0

arXiv:2512.10963v1 Announce Type: new
Abstract: With the rapid growth of AI-generated content (AIGC) across domains such as music, video, and literature, the demand for emotionally aware recommendation systems has become increasingly important. Traditional recommender systems primarily rely on user behavioral data such as clicks, views, or ratings, while neglecting users' real-time emotional and intentional states during content interaction. To address this limitation, this study proposes a Multi-Modal Emotion and Intent Recognition Model (MMEI) based on a BERT-based Cross-Modal Transformer with Attention-Based Fusion, integrated into a cloud-native personalized AIGC recommendation framework. The proposed system jointly processes visual (facial expression), auditory (speech tone), and textual (comments or utterances) modalities through pretrained encoders ViT, Wav2Vec2, and BERT, followed by an attention-based fusion module to learn emotion-intent representations. These embeddings are then used to drive personalized content recommendations through a contextual matching layer. Experiments conducted on benchmark emotion datasets (AIGC-INT, MELD, and CMU-MOSEI) and an AIGC interaction dataset demonstrate that the proposed MMEI model achieves a 4.3% improvement in F1-score and a 12.3% reduction in cross-entropy loss compared to the best fusion-based transformer baseline.

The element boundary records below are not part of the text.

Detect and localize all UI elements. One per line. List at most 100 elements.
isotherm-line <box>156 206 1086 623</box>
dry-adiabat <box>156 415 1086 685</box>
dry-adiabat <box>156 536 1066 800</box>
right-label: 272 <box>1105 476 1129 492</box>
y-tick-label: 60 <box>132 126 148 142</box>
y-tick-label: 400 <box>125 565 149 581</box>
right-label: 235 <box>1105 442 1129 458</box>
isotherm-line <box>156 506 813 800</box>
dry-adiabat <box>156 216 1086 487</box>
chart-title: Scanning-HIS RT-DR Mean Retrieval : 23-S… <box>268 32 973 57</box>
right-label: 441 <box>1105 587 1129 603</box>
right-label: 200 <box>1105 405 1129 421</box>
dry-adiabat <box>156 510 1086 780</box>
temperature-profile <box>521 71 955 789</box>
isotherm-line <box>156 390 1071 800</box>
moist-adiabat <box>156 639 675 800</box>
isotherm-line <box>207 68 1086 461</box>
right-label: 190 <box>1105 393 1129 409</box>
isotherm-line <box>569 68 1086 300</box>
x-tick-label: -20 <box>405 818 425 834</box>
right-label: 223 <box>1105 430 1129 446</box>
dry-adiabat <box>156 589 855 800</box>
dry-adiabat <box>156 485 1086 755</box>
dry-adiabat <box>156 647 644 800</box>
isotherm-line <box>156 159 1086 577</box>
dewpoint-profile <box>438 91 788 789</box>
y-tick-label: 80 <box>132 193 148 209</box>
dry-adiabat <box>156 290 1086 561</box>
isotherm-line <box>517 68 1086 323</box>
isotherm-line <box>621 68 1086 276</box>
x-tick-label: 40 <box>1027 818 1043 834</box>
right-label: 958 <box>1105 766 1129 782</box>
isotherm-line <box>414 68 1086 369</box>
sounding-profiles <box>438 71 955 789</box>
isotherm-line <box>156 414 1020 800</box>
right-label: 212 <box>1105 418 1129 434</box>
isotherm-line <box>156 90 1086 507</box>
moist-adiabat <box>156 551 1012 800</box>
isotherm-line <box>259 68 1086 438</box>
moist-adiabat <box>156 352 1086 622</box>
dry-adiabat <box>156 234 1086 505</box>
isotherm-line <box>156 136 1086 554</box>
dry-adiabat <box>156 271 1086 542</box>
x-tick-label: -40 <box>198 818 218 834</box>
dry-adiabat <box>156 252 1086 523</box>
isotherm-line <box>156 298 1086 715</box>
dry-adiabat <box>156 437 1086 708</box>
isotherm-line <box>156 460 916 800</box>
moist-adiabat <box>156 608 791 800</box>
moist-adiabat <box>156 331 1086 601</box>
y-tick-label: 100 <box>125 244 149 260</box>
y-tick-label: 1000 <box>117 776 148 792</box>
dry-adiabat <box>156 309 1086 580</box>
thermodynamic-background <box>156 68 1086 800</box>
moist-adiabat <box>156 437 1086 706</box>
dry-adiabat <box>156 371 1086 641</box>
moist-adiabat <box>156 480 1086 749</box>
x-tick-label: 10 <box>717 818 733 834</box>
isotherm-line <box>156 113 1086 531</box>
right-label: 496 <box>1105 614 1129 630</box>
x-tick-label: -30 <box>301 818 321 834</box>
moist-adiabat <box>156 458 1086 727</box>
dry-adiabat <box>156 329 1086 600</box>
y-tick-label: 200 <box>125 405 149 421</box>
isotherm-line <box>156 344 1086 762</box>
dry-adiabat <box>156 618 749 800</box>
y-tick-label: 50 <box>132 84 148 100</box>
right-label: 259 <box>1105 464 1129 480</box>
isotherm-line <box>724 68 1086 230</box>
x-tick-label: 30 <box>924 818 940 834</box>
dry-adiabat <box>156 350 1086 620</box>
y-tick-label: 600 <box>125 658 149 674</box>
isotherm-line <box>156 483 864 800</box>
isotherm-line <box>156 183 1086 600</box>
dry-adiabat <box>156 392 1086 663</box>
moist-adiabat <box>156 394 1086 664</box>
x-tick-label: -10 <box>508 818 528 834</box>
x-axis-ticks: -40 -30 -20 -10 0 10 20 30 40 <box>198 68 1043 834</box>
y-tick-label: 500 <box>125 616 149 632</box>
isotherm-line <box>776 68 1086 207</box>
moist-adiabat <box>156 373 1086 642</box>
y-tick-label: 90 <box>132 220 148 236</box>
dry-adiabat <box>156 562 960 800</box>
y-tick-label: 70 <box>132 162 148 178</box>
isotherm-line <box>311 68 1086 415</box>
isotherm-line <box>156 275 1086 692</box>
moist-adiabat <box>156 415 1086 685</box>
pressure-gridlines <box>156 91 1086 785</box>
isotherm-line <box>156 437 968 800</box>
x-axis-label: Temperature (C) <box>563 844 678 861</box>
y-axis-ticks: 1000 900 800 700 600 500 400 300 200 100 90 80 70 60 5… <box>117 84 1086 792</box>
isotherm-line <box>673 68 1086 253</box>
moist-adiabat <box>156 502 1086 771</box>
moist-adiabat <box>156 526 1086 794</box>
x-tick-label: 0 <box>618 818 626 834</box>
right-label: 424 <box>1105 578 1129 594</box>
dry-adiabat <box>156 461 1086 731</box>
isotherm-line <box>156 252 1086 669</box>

Furthermore, user-level online evaluations reveal that emotion-driven recommendations increase engagement time by 15.2% and enhance satisfaction scores by 11.8%, confirming the model's effectiveness in aligning AI-generated content with users' affective and intentional states. This work highlights the potential of cross-modal emotional intelligence for next-generation AIGC ecosystems, enabling adaptive, empathetic, and context-aware recommendation experiences.